Buoyed by a record-setting order from Southwest Airlines, Boeing says it now has 13 customers for its 737 MAX and believes it could have 1,400 to 1,500 firm commitments for the aircraft by the end of 2012.

Jim Albaugh, president and CEO of Boeing Commercial Airplanes, made the prediction during a press briefing today about Southwest’s firm order for 150 737 MAX narrowbodies and 58 additional 737NG aircraft. Southwest will be the launch customer for the MAX, with the first four deliveries scheduled for 2017.

The order for 208 aircraft is the largest in Boeing’s history in terms of number of airplanes and dollar value, Albaugh says. adding that it even tops the recent AirAsia order for 200 Airbus A320NEOs.

The Southwest deal is the first firm agreement for the MAX, and also includes options for another 150 of the aircraft. Albaugh says the Southwest deal brings the total number of commitments for the MAX to 948, although most are not yet firm orders.

Neither Boeing nor Southwest will disclose how much the airline is paying for the 208 aircraft it just ordered. They have a list value of $19 billion, but both Boeing and Southwest acknowledge the carrier negotiated a deep discount.

The only pricing hint came from Southwest. Chief Operating Officer Mike Van de Ven says that for the 350 total airplanes Southwest now has on order, the carrier’s average annual capital expenditure commitment from 2012 through 2022 will be $1.2 billion—or $12 billion through the period.

Van de Ven says Southwest took a close look at the NEO, although the carrier has been an all-Boeing customer for its entire existence. He says both the NEO and the MAX “deliver substantial improvements on existing aircraft,” but the airline concluded the MAX was the best choice for Southwest with its combination of improved economics, fleet commonality and “network fit.” Southwest officials also cited its weight, which they said would be somewhat lighter, and the ability to opt for a bigger aircraft with the 737 MAX 8.

“It really comes down to what works best for our mission,” says Brian Hirshman, senior VP-technical operations.
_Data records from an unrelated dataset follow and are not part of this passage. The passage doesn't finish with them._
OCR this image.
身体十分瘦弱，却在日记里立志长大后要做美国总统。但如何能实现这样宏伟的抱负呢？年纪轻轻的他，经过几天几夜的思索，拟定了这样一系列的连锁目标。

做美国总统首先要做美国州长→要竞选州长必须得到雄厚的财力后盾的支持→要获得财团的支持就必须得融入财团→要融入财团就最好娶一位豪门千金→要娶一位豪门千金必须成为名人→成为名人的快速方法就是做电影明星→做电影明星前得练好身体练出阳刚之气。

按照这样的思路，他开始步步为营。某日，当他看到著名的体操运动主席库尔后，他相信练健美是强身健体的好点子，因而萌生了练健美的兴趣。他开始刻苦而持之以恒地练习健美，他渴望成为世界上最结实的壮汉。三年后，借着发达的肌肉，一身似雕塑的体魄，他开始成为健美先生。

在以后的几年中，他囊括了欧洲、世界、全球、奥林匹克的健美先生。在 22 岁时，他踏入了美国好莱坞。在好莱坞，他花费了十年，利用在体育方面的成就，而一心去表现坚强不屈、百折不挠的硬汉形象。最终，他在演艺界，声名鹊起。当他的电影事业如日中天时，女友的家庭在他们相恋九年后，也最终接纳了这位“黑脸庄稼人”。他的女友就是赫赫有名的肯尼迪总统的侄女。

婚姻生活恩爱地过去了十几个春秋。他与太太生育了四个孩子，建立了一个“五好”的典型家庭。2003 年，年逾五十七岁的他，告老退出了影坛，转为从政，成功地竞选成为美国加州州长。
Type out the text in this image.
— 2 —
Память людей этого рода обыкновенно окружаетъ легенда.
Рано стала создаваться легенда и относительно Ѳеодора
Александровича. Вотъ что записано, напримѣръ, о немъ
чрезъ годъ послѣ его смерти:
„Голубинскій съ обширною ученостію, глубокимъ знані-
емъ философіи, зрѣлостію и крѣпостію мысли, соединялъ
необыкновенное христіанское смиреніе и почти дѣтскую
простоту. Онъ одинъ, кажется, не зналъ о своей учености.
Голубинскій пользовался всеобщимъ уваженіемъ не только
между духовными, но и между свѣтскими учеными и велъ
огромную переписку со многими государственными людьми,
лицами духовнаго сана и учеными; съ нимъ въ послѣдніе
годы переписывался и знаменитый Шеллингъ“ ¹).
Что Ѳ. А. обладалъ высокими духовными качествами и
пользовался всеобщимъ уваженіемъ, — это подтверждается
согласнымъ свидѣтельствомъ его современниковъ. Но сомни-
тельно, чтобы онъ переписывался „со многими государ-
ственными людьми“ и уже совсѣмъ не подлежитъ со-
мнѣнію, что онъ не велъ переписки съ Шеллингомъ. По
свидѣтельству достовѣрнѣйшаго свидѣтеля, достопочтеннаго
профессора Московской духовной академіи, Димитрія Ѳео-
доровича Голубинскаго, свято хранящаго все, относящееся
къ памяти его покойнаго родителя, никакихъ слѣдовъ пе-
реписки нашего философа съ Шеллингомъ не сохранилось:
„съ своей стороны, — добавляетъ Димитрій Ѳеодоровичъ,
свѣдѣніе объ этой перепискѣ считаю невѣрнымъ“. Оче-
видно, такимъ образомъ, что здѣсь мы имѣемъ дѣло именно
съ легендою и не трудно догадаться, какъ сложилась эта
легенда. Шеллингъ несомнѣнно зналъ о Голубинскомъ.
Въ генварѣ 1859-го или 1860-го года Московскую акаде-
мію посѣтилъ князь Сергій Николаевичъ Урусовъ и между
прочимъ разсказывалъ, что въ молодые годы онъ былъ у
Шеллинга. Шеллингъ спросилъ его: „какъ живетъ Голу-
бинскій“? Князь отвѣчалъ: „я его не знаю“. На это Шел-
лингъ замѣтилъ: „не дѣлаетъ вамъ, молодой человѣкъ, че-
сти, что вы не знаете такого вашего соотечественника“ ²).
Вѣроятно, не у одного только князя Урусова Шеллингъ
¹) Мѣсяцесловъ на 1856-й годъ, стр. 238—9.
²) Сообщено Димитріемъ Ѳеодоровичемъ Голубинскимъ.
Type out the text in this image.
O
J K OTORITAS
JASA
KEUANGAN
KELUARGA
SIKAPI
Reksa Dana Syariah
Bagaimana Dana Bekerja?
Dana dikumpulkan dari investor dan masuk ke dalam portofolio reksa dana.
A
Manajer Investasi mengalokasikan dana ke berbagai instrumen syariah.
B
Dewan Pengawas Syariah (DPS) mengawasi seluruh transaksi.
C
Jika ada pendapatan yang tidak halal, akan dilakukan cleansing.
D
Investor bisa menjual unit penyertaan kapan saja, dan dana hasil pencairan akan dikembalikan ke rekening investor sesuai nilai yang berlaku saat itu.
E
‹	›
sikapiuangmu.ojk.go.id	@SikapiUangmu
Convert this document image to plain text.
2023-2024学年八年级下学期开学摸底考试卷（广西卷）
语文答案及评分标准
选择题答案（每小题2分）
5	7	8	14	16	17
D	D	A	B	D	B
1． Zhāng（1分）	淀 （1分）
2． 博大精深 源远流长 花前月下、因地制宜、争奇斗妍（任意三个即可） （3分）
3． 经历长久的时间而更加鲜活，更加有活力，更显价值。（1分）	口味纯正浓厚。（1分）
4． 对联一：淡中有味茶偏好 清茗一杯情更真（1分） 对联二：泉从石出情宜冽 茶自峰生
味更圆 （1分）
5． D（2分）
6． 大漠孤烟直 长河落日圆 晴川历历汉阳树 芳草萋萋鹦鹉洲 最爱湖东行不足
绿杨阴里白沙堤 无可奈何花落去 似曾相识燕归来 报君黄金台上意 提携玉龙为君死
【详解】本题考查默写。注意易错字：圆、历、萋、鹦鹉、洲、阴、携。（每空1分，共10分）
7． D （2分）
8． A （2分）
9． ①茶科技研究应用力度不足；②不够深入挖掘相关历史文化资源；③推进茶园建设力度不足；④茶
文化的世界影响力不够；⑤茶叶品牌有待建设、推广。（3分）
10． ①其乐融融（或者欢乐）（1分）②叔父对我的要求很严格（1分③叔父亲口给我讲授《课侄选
For example, the MAX works better with the shorter field at Chicago Midway International Airport. Van de Ven says the MAX gives Southwest “a little more mission flexibility at some of the airports we serve” than the NEO would have.

Hirshman adds that one of Southwest’s requirements for the MAX is that it be capable of at least the same range as the 737NG with the same or better payload. Southwest is satisfied the MAX will do that, he says. John Hamilton, chief project engineer for the Boeing Commercial Airplanes 737 program, says Boeing is still working with Southwest and other customers to determine what the markets want in terms of payload and range.

Regarding the engine selection—CFM International LEAP-1B—Van de Ven says Southwest does like Pratt & Whitney’s geared turbofan technology. But as a package with the MAX, the LEAP seems to maximize the fuel efficiency and already has proven itself.

“We know that they are going to work,” he says, and CFM has been very good at delivering products on time and meeting performance guarantees.

The MAX order has been a long time coming for Southwest, which has been pressing Boeing for a more efficient 737. The carrier says most of the 350 new aircraft now on order for delivery by 2022 will be used for fleet replacement and will accelerate the retirement of its 737 Classics. Southwest says if it decides to grow, it will slow down retirements or exercise some of its options. It has 191 737 Classics in service and two stored, according to data from the Aviation Week Intelligence Network database.

Southwest says the new order will not affect its short-term plans, which include keeping capacity essentially flat in 2012. It is taking delivery of 28 737-800s this year in addition to five on lease.

Southwest says the MAX will be 16-18% more fuel-efficient than some of the Classics it will replace, and 10-11% more efficient than the 737-800NG. The -700NG, which Southwest is scheduled to start receiving in 2014, will be 6-7% more efficient than the Classics, it adds.

One fleet question that remains unanswered for Southwest is what it is going to do with the Boeing 717 aircraft it inherited with its acquisition of AirTran Airways. Those aircraft are on leases that expire between 2017 and 2024.

Van de Ven says Southwest has talked to Boeing about the airline’s desire to get rid of them earlier, but nothing has been worked out yet. Southwest is working hard to determine what the alternatives are, he says, but he adds that the carrier “will operate those airplanes through the lease term if we have to.”